Ironically, I am writing this blog while sitting in my hotel in Sao Paolo, Brazil, where I am spending one week as visiting faculty at the University of Sao Paolo (USP). Conversations and discussions have been rich, the audiences curious and interested, and the research of the unit innovative, thoughtful and provocative.

In fact, USP is one of the largest universities in the world, with 92,000 students and 6,000 faculty. Their medical complex is enormous, with high quality physical facilities and a rich tradition of research and discovery. While not all areas may be at the level we often believe the great American research universities are, USP is nonetheless a bright place in Latin America and very much worth the greater attention of the global academic community. It is opportunities like these that we, as institutions of higher learning in an increasingly global society, must seek out and partner with.

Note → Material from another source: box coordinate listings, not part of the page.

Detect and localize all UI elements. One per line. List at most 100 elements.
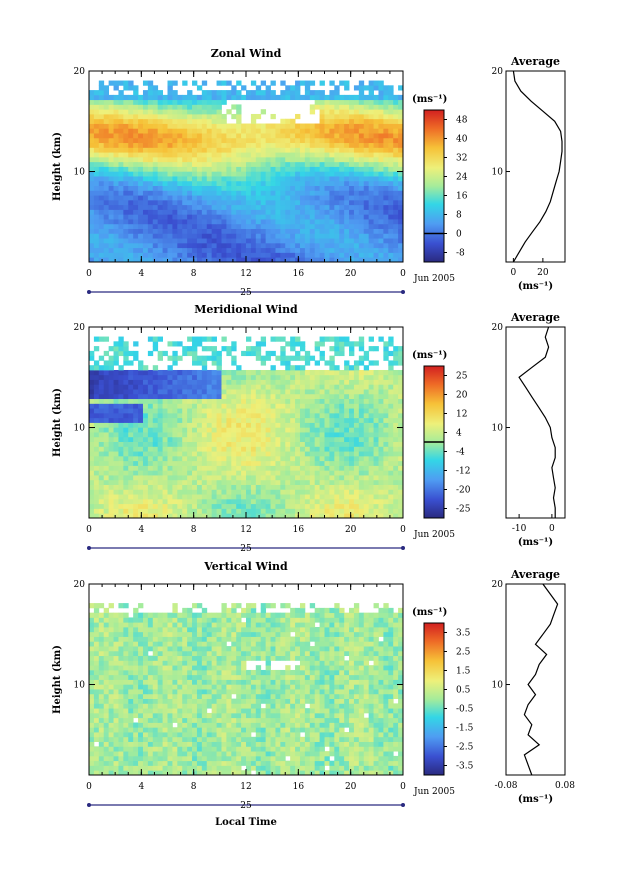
- heatmap-cell: [363, 355, 370, 361]
- heatmap-cell: [295, 513, 301, 519]
- heatmap-cell: [329, 422, 335, 428]
- heatmap-cell: [275, 494, 281, 500]
- heatmap-cell: [260, 755, 267, 762]
- heatmap-cell: [329, 176, 335, 182]
- heatmap-cell: [319, 503, 325, 509]
- heatmap-cell: [138, 147, 144, 153]
- heatmap-cell: [250, 80, 257, 86]
- heatmap-cell: [182, 223, 188, 229]
- heatmap-cell: [378, 432, 384, 438]
- heatmap-cell: [344, 209, 350, 215]
- heatmap-cell: [89, 257, 95, 263]
- heatmap-cell: [304, 355, 311, 361]
- heatmap-cell: [103, 156, 110, 163]
- heatmap-cell: [226, 123, 232, 129]
- heatmap-cell: [295, 80, 301, 86]
- heatmap-cell: [138, 389, 144, 395]
- heatmap-cell: [89, 489, 95, 495]
- heatmap-cell: [246, 465, 252, 471]
- heatmap-cell: [358, 755, 365, 762]
- heatmap-cell: [157, 99, 163, 105]
- heatmap-cell: [231, 209, 237, 215]
- heatmap-cell: [280, 252, 286, 258]
- heatmap-cell: [314, 133, 320, 139]
- heatmap-cell: [329, 128, 335, 134]
- heatmap-cell: [133, 427, 139, 433]
- heatmap-cell: [368, 128, 374, 134]
- heatmap-cell: [157, 113, 163, 120]
- heatmap-cell: [260, 460, 267, 466]
- heatmap-cell: [363, 152, 370, 158]
- heatmap-cell: [128, 147, 134, 153]
- heatmap-cell: [329, 199, 335, 206]
- heatmap-cell: [378, 185, 384, 191]
- heatmap-cell: [138, 379, 144, 385]
- heatmap-cell: [285, 365, 291, 371]
- heatmap-cell: [167, 242, 173, 249]
- heatmap-cell: [206, 751, 213, 757]
- heatmap-cell: [182, 451, 188, 457]
- heatmap-cell: [226, 755, 232, 762]
- heatmap-cell: [275, 408, 281, 414]
- heatmap-cell: [250, 233, 257, 239]
- heatmap-cell: [358, 403, 365, 409]
- heatmap-cell: [324, 489, 330, 495]
- heatmap-cell: [231, 156, 237, 163]
- heatmap-cell: [349, 195, 355, 201]
- heatmap-cell: [138, 185, 144, 191]
- heatmap-cell: [250, 494, 257, 500]
- heatmap-cell: [201, 113, 208, 120]
- heatmap-cell: [177, 470, 183, 476]
- heatmap-cell: [147, 470, 154, 476]
- heatmap-cell: [192, 503, 198, 509]
- heatmap-cell: [260, 393, 267, 400]
- heatmap-cell: [133, 432, 139, 438]
- heatmap-cell: [339, 441, 345, 447]
- heatmap-cell: [324, 369, 330, 376]
- heatmap-cell: [187, 427, 193, 433]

The Forum of University Rectors of the Americas was a tremendous opportunity to open discussion and foster cooperation throughout the region. But along with the hope and optimism, valuable food for thought and cautionary reasons for concern were also raised that higher education and government leaders must heed. Opportunities for more meaningful and measurable cooperation between North, Central and South American universities, improving the educational and economic prosperity outcome of all students, and the economic impact of innovation and discovery are readily at hand. Let's take them.